Wednesday, December 5, 2012

Sweet Potata Girl

Photo by Wally Hartshorn
flickr.com

"My roots go back all the way to slave trade," she said softly. "I don't be knowin' all 'bout what that was like, but I knowed 'bout hard times in my days. I learned 'bout makin' it through 'gainst all odds."

Swollen crippled feet had propelled her through the market. Her arthritic hands dropped a 2 page shopping list as she struggled to move a box of produce.

I picked her list up from the floor and moved the box.  "Could I fill your list for you? I'd be glad to do that," I offered.

"Oh, my, no, sweet potata girl," she laughed. "The good Lord gave me 8 kids and more grandkids than I can be countin' any more so I guess He'll just keep me spinnin' on forward. It's a long line of hungry folks I need to be feedin' and you got your own work. God will get me through."

She was collapsed with exhaustion on a bench, her cart piled high with food bags when I left the store. Rubbing stiffness from her hands, eyes closed, her silent tears trailed down wrinkled brown cheeks.

"I care about you," I told her, sitting down on the bench beside her. I handed her a handkerchief.

"Oh my, sweet potata girl! That's a lovely old hanky! Now I'm just fine. I'm too tuckered out today is all."

As she wiped her eyes she shared her life. Divorces, custody battles, drug addictions, prison heartbreak and little children with no place to go but to their old broken-down granny. She told me how grateful she was for a country that helped with food stamps, prisons that helped folks get straight, teachers that hugged learnin' right into kids and for all the blessings found in loving people.

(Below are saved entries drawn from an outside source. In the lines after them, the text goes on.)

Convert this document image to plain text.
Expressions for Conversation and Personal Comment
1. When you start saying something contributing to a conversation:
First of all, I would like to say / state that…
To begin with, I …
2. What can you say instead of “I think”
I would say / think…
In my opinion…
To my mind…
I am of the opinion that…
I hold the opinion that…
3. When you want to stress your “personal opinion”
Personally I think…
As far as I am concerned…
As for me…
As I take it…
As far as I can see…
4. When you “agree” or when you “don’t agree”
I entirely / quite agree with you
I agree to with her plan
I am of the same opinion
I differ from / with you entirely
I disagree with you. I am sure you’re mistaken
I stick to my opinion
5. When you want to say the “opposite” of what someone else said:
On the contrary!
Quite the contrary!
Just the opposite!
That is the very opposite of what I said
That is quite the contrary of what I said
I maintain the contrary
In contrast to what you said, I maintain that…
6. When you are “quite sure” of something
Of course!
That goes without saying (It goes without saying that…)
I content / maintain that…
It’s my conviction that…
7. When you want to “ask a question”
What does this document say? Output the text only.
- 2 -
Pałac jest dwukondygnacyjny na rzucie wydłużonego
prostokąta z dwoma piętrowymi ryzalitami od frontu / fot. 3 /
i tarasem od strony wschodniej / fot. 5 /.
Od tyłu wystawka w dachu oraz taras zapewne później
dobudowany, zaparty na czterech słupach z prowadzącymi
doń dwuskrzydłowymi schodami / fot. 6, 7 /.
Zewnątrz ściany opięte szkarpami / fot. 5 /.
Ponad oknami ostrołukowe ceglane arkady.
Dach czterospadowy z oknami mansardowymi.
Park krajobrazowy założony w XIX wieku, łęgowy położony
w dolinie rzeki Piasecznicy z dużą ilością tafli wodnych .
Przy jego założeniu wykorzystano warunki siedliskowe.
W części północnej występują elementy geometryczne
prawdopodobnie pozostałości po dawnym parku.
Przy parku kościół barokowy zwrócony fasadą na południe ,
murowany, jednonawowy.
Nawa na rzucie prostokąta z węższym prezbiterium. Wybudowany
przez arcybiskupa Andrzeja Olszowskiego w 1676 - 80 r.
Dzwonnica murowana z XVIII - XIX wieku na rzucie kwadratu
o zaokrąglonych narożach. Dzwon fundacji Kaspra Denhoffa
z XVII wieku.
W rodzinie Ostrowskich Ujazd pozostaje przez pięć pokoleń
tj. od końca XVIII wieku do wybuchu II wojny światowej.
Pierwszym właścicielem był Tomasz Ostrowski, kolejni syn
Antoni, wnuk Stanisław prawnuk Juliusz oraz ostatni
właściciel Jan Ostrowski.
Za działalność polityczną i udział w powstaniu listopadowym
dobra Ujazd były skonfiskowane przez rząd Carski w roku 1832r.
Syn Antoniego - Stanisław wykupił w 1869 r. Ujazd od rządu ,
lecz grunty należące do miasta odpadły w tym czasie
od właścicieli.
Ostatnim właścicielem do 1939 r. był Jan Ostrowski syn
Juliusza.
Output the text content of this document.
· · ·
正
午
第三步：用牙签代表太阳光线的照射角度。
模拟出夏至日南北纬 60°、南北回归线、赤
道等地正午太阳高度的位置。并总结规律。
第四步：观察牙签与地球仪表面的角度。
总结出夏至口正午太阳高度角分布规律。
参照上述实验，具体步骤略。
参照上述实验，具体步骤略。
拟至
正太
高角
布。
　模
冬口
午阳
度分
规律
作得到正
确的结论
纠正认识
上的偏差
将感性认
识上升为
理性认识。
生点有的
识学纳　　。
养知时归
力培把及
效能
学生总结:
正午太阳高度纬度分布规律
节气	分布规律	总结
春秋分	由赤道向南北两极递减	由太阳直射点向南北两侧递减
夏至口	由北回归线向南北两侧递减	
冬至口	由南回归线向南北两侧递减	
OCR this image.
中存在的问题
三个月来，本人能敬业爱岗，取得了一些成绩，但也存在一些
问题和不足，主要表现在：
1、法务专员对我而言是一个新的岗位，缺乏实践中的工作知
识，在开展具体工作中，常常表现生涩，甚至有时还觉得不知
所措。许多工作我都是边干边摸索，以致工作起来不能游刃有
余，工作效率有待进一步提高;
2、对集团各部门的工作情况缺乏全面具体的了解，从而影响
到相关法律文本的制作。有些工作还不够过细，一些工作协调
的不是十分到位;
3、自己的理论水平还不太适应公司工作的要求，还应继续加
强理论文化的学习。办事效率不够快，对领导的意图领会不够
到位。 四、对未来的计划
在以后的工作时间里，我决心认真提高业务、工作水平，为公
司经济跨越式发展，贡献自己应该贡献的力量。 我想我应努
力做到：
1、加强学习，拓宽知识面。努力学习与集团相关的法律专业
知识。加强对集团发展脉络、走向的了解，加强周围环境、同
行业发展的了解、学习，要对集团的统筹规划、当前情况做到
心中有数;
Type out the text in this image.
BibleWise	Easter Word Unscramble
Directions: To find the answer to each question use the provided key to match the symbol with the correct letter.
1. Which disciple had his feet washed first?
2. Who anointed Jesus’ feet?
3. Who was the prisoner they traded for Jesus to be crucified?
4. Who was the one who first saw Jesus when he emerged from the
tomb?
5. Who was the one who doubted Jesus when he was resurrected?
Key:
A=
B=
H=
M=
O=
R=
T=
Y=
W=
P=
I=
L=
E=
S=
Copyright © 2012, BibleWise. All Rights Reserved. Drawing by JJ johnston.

I helped her into my car, loaded the piles of groceries into my back seat and phoned her neighbor who had not yet shown up to give her a ride home.

"Why do you call me sweet potata girl?" I asked, once she was settled into her house.  She rested at the table taking some medicine while I put away the groceries in her kitchen and created an impromptu tea party.

"Been a lot of times with nothin' to eat but a sweet potata. It was a blessin' from the Lord on them days. You can live a right long spell on a sweet potata.  Lotta people don't see the blessin' in hard times. I learned from my own granny that hard times is blessin' just like good times. You been a blessin' to me, sweet potata girl. I was plumb done in and set to frettin', but God sends help ever' time to me. Ever' time. Ever' time. Ever' time. Ever' time. Now you be rememberin' that from an old woman, sweet potata girl. Ever' time."